Hi I'm new to the aquarium world but LOVE IT. I have a 65 gallons with 17 african cichlids. I just added plants and they are changing colors, I was wondering what is wrong


----------



## smitty814 (Sep 27, 2012)

What kind of plants? What is your substrate? Do you dose with any ferts?


----------



## DJRansome (Oct 29, 2005)

Also, how much light?


----------



## nogauthi (Nov 4, 2012)

I know one plant is windelov java fern
other is i thing a anubias nana
other not sure,

could you tell me how to load a picture

Light are 1 tropic sun and 1 ultra sun


----------



## nogauthi (Nov 4, 2012)

what is substrate? and yes using excel, nourish and iron


----------



## smitty814 (Sep 27, 2012)

Unfortunatly the excel will melt the ferns.

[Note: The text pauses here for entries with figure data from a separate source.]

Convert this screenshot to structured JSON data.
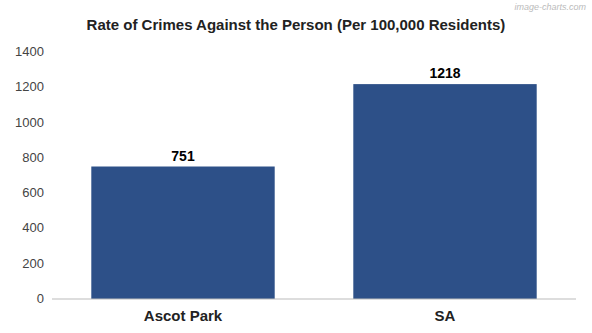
{
  "chart_data": {
    "type": "bar",
    "title": "Rate of Crimes Against the Person (Per 100,000 Residents)",
    "categories": [
      "Ascot Park",
      "SA"
    ],
    "values": [
      751,
      1218
    ],
    "color": "#2d5088",
    "ylim": [
      0,
      1400
    ],
    "yticks": [
      0,
      200,
      400,
      600,
      800,
      1000,
      1200,
      1400
    ],
    "grid": false,
    "data_labels": true,
    "annotations": [
      "image-charts.com"
    ]
  }
}
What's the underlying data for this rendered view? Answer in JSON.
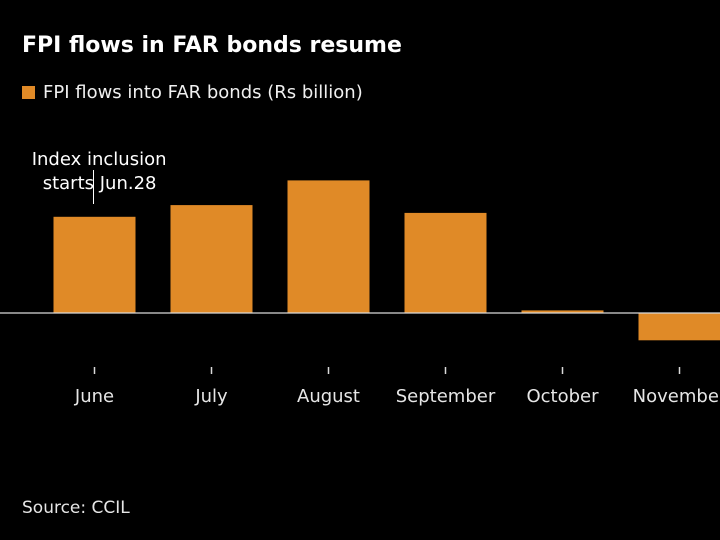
{
  "title": "FPI flows in FAR bonds resume",
  "source": "Source: CCIL",
  "colors": {
    "background": "#000000",
    "bar": "#e08a27",
    "axis": "#d9d9d9",
    "text": "#ffffff"
  },
  "chart_data": {
    "type": "bar",
    "title": "FPI flows in FAR bonds resume",
    "xlabel": "",
    "ylabel": "",
    "categories": [
      "June",
      "July",
      "August",
      "September",
      "October",
      "November"
    ],
    "series": [
      {
        "name": "FPI flows into FAR bonds (Rs billion)",
        "values": [
          148,
          166,
          204,
          154,
          4,
          -42
        ]
      }
    ],
    "ylim": [
      -75,
      240
    ],
    "grid": false,
    "legend": "top-left",
    "annotations": [
      {
        "category": "June",
        "lines": [
          "Index inclusion",
          "starts Jun.28"
        ]
      }
    ]
  }
}
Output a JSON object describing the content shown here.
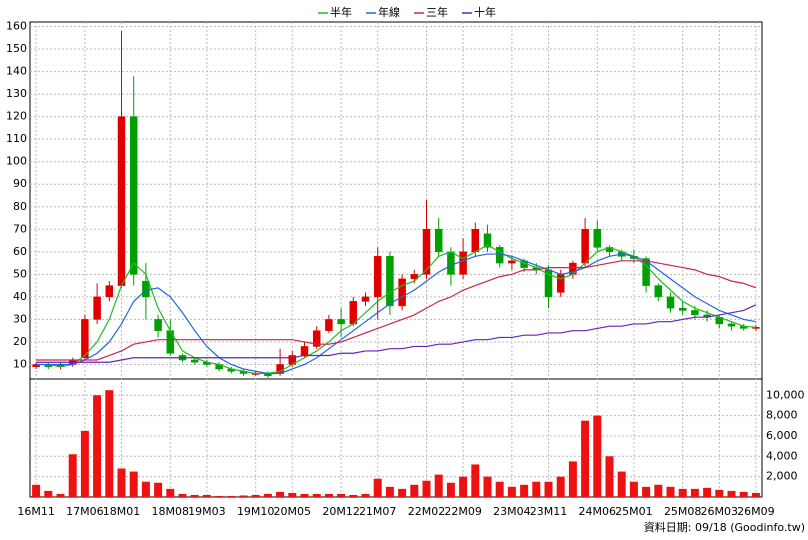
{
  "chart_data": {
    "type": "candlestick",
    "categories": [
      "16M11",
      null,
      null,
      null,
      "17M06",
      null,
      null,
      "18M01",
      null,
      null,
      null,
      "18M08",
      null,
      null,
      "19M03",
      null,
      null,
      null,
      "19M10",
      null,
      null,
      "20M05",
      null,
      null,
      null,
      "20M12",
      null,
      null,
      "21M07",
      null,
      null,
      null,
      "22M02",
      null,
      null,
      "22M09",
      null,
      null,
      null,
      "23M04",
      null,
      null,
      "23M11",
      null,
      null,
      null,
      "24M06",
      null,
      null,
      "25M01",
      null,
      null,
      null,
      "25M08",
      null,
      null,
      "26M03",
      null,
      null,
      "26M09"
    ],
    "open": [
      9,
      10,
      9,
      10,
      13,
      30,
      40,
      45,
      120,
      47,
      30,
      25,
      14,
      12,
      11,
      10,
      8,
      7,
      6,
      6,
      6,
      10,
      14,
      18,
      25,
      30,
      28,
      38,
      40,
      58,
      36,
      48,
      50,
      70,
      60,
      50,
      60,
      68,
      62,
      55,
      56,
      53,
      52,
      42,
      50,
      55,
      70,
      62,
      60,
      58,
      57,
      45,
      40,
      35,
      34,
      32,
      31,
      28,
      27,
      26
    ],
    "high": [
      11,
      11,
      11,
      13,
      32,
      46,
      47,
      158,
      138,
      55,
      32,
      30,
      15,
      13,
      12,
      11,
      9,
      8,
      7,
      7,
      17,
      16,
      20,
      27,
      32,
      35,
      40,
      42,
      62,
      60,
      50,
      52,
      83,
      75,
      62,
      66,
      73,
      72,
      63,
      58,
      57,
      55,
      54,
      52,
      56,
      75,
      74,
      63,
      61,
      61,
      58,
      46,
      42,
      38,
      36,
      34,
      32,
      29,
      28,
      27.5
    ],
    "low": [
      8,
      8,
      8,
      9,
      12,
      28,
      38,
      44,
      45,
      30,
      22,
      14,
      11,
      10,
      9,
      7,
      6,
      5,
      5,
      4,
      5,
      9,
      13,
      17,
      24,
      22,
      27,
      36,
      30,
      32,
      34,
      46,
      48,
      58,
      45,
      48,
      58,
      60,
      53,
      52,
      51,
      50,
      35,
      40,
      48,
      53,
      60,
      58,
      56,
      55,
      42,
      38,
      33,
      32,
      30,
      29,
      26,
      25,
      25,
      25
    ],
    "close": [
      10,
      9,
      10,
      12,
      30,
      40,
      45,
      120,
      50,
      40,
      25,
      15,
      12,
      11,
      10,
      8,
      7,
      6,
      6,
      5,
      10,
      14,
      18,
      25,
      30,
      28,
      38,
      40,
      58,
      36,
      48,
      50,
      70,
      60,
      50,
      60,
      70,
      62,
      55,
      56,
      53,
      52,
      40,
      50,
      55,
      70,
      62,
      60,
      58,
      57,
      45,
      40,
      35,
      34,
      32,
      31,
      28,
      27,
      26,
      26.5
    ],
    "up_color": "#e00000",
    "down_color": "#00a000",
    "ylim": [
      4,
      162
    ],
    "yticks": [
      10,
      20,
      30,
      40,
      50,
      60,
      70,
      80,
      90,
      100,
      110,
      120,
      130,
      140,
      150,
      160
    ],
    "grid": true,
    "lines": [
      {
        "name": "半年",
        "color": "#22bb22",
        "values": [
          10,
          10,
          9,
          10,
          14,
          20,
          30,
          45,
          55,
          50,
          35,
          25,
          16,
          13,
          11,
          10,
          8,
          7,
          6,
          6,
          7,
          10,
          13,
          16,
          20,
          25,
          28,
          33,
          38,
          42,
          45,
          47,
          52,
          58,
          60,
          57,
          60,
          63,
          60,
          57,
          55,
          53,
          50,
          48,
          50,
          55,
          60,
          62,
          60,
          58,
          54,
          48,
          43,
          38,
          35,
          33,
          31,
          29,
          27,
          26.5
        ]
      },
      {
        "name": "年線",
        "color": "#2266dd",
        "values": [
          10,
          10,
          10,
          10,
          12,
          15,
          20,
          28,
          38,
          43,
          44,
          40,
          33,
          25,
          18,
          13,
          10,
          8,
          7,
          6,
          6,
          8,
          10,
          13,
          17,
          21,
          25,
          29,
          33,
          37,
          40,
          43,
          47,
          51,
          54,
          56,
          58,
          59,
          59,
          58,
          56,
          54,
          52,
          50,
          51,
          53,
          56,
          58,
          59,
          58,
          56,
          52,
          48,
          44,
          40,
          37,
          34,
          32,
          30,
          29
        ]
      },
      {
        "name": "三年",
        "color": "#cc2255",
        "values": [
          12,
          12,
          12,
          12,
          12,
          12,
          14,
          16,
          19,
          20,
          21,
          21,
          21,
          21,
          21,
          21,
          21,
          21,
          21,
          21,
          21,
          21,
          20,
          19,
          19,
          20,
          22,
          24,
          26,
          28,
          30,
          32,
          35,
          38,
          40,
          43,
          45,
          47,
          49,
          50,
          52,
          52,
          53,
          53,
          53,
          53,
          54,
          55,
          56,
          56,
          56,
          55,
          54,
          53,
          52,
          50,
          49,
          47,
          46,
          44
        ]
      },
      {
        "name": "十年",
        "color": "#6622bb",
        "values": [
          11,
          11,
          11,
          11,
          11,
          11,
          11,
          12,
          13,
          13,
          13,
          13,
          13,
          13,
          13,
          13,
          13,
          13,
          13,
          13,
          13,
          13,
          14,
          14,
          14,
          15,
          15,
          16,
          16,
          17,
          17,
          18,
          18,
          19,
          19,
          20,
          21,
          21,
          22,
          22,
          23,
          23,
          24,
          24,
          25,
          25,
          26,
          27,
          27,
          28,
          28,
          29,
          29,
          30,
          31,
          31,
          32,
          33,
          34,
          36.5
        ]
      }
    ],
    "volume": {
      "color": "#ee1111",
      "ylim": [
        0,
        11500
      ],
      "yticks": [
        {
          "value": 2000,
          "label": "2,000"
        },
        {
          "value": 4000,
          "label": "4,000"
        },
        {
          "value": 6000,
          "label": "6,000"
        },
        {
          "value": 8000,
          "label": "8,000"
        },
        {
          "value": 10000,
          "label": "10,000"
        }
      ],
      "values": [
        1200,
        600,
        300,
        4200,
        6500,
        10000,
        10500,
        2800,
        2500,
        1500,
        1400,
        800,
        300,
        200,
        200,
        100,
        100,
        150,
        200,
        300,
        500,
        400,
        300,
        300,
        300,
        300,
        200,
        300,
        1800,
        1000,
        800,
        1200,
        1600,
        2200,
        1400,
        2000,
        3200,
        2000,
        1500,
        1000,
        1200,
        1500,
        1500,
        2000,
        3500,
        7500,
        8000,
        4000,
        2500,
        1500,
        1000,
        1200,
        1000,
        800,
        800,
        900,
        700,
        600,
        500,
        400
      ]
    },
    "footer": "資料日期: 09/18 (Goodinfo.tw)"
  }
}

So I would stop using that. Anubias need to have the ryhzomes exposed and for that matter the java fern should not be planted either. I dose my plants with flourish and that so far seems to be enough for them. Substrate is the material you use to coat the bottom of your tank.


----------



## nogauthi (Nov 4, 2012)

The bottom of my tank is crush coral


----------



## testeve (Sep 17, 2012)

What color are the plants changing too? They should be green. If you are dosing iron they might turn reddish. Anubias and ferns should both have the rhizomes exposed, and they really don't need any ferts.


----------



## nogauthi (Nov 4, 2012)

The tips are starting to get yellow. I have anubias and fern. Ànd don't know the name of other. Would love to add a pic but don't know how. Cn you guide me with that also


----------



## FishFanatic245 (Oct 17, 2012)

i use http://www.imgur.com, it is the only one that works for me. first make an account, then upload the photo from the computer, after it has uploaded it should have a mini version in a bar on the same page. after this click on the picture, a box should appear on the same page, look for the bar in the box that is labelled BBcode, there should be code inside of it that looks like this code[img], copy the whole thing and paste in a comment that you want the picture in, preview the post before submiting. this should work, it did not work on my desktop but does on my laptop, so if you have 2 computers and it doesn't work on one then try the other one.
good luck,


----------



## testeve (Sep 17, 2012)

If you go the Unidentified Cichlids forum there is a permanent post at the top of the discussion board with instructions on how to post pictures on this site.


----------